FDA Approves Amendment to Avita's Vitiligo Trial Design

08/16/2021
FDA Approves Amendment to Avitas Vitiligo Trial Design image

Avita Medical, Inc. will move forward with an amended pivotal clinical trial evaluating the safety and effectiveness of the RECELL® System for the repigmentation of stable vitiligo lesions to a streamlined single-arm trial design, now that the FDA has approved the trial modification. The Company’s strategic decision to pursue a single cell suspension formulation (1:20 expansion ratio) is based on data from other research efforts that suggest the improbability of meaningful clinical performance differences amongst the three cell suspensions in the initial pivotal clinical trial design.

“The simplified study design and reduced number of study subjects reflects confidence both in the exceptional safety profile of RECELL and in the anticipated high incidence of repigmentation with RECELL treatment, as we have seen in 11 peer-reviewed publications and in the treatment of more than 1,000 patients outside the US,” says Dr.
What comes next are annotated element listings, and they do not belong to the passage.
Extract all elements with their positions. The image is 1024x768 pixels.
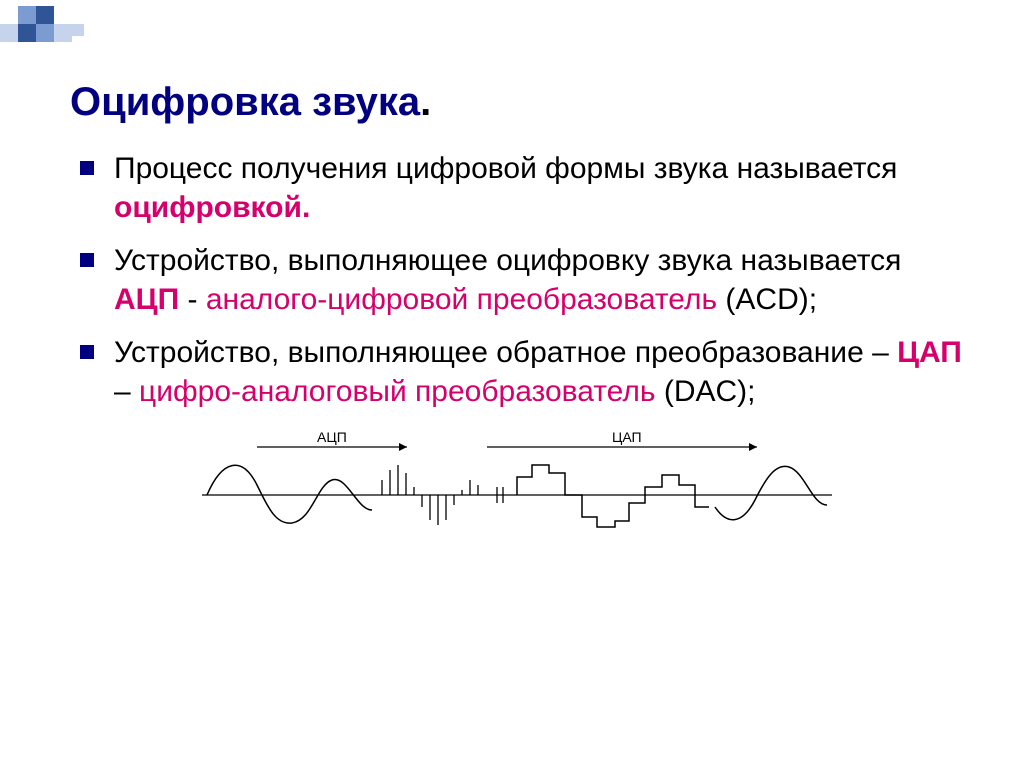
deco-sq	[0, 24, 18, 42]
slide-title: Оцифровка звука.	[70, 80, 964, 125]
text: Устройство, выполняющее оцифровку звука …	[114, 244, 901, 277]
highlight: АЦП	[114, 283, 179, 316]
arrowhead-icon	[749, 443, 757, 451]
analog-wave-in	[207, 465, 372, 523]
title-text: Оцифровка звука	[70, 80, 420, 124]
bullet-item: Устройство, выполняющее обратное преобра…	[80, 333, 964, 411]
adc-label: АЦП	[317, 429, 347, 445]
text: Процесс получения цифровой формы звука н…	[114, 152, 897, 185]
arrowhead-icon	[399, 443, 407, 451]
highlight: цифро-аналоговый преобразователь	[139, 375, 655, 408]
title-period: .	[420, 80, 431, 124]
deco-sq	[36, 24, 54, 42]
bullet-list: Процесс получения цифровой формы звука н…	[70, 149, 964, 411]
deco-sq	[18, 24, 36, 42]
deco-sq	[18, 6, 36, 24]
text: Устройство, выполняющее обратное преобра…	[114, 336, 897, 369]
diagram-container: АЦП ЦАП	[70, 425, 964, 550]
text: (ACD);	[717, 283, 817, 316]
text: -	[179, 283, 206, 316]
deco-sq	[72, 24, 84, 36]
stair-step-wave	[517, 465, 709, 527]
analog-wave-out	[715, 466, 827, 519]
bullet-item: Процесс получения цифровой формы звука н…	[80, 149, 964, 227]
highlight: оцифровкой.	[114, 191, 310, 224]
slide-content: Оцифровка звука. Процесс получения цифро…	[0, 0, 1024, 590]
deco-sq	[54, 24, 72, 42]
highlight: ЦАП	[897, 336, 962, 369]
highlight: аналого-цифровой преобразователь	[206, 283, 717, 316]
adc-dac-diagram: АЦП ЦАП	[197, 425, 837, 545]
text: –	[114, 375, 139, 408]
bullet-item: Устройство, выполняющее оцифровку звука …	[80, 241, 964, 319]
text: (DAC);	[656, 375, 756, 408]
deco-sq	[36, 6, 54, 24]
dac-label: ЦАП	[612, 429, 642, 445]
Mike Perry, Chief Executive Officer of Avita Medical. “The design change allows this program to progress in a timely and cost-effective manner toward bringing a novel therapeutic option to an underserved population. Our ongoing multi-media outreach and clinical and advocacy group referral programs are generating significant interest in the trial. The program is on track, and we continue to believe we could be in a position to enter the US market with the vitiligo indication, following successful completion of the clinical trial, as early as the second half of calendar year 2023.”

The multi-center pivotal study includes 15 clinical sites to assess the safety and effectiveness of the RECELL System in treatment of depigmented vitiligo lesions in patients whose vitiligo is stable, meaning they have not had new vitiligo lesions or lesions that have expanded for at least one year. The primary effectiveness evaluation is based on a comparison of the incidence of successful repigmentation with RECELL versus that of a standard of care control. Long-term durability data (assessing sustained repigmentation over 52 weeks) will be collected.

Each site is required to complete a run-in treatment as part of study initiation. Subjects treated in the earlier version of the pivotal clinical trial will be counted as part of the run-in cohort. After run-in, 23 subjects will be treated and evaluated in the final pivotal cohort. As with the previous design, an interim analysis will be conducted on 24-week data for approximately half of the subjects to evaluate sufficiency of the sample size, with a possible increase to sample size as needed (up to 46 subjects).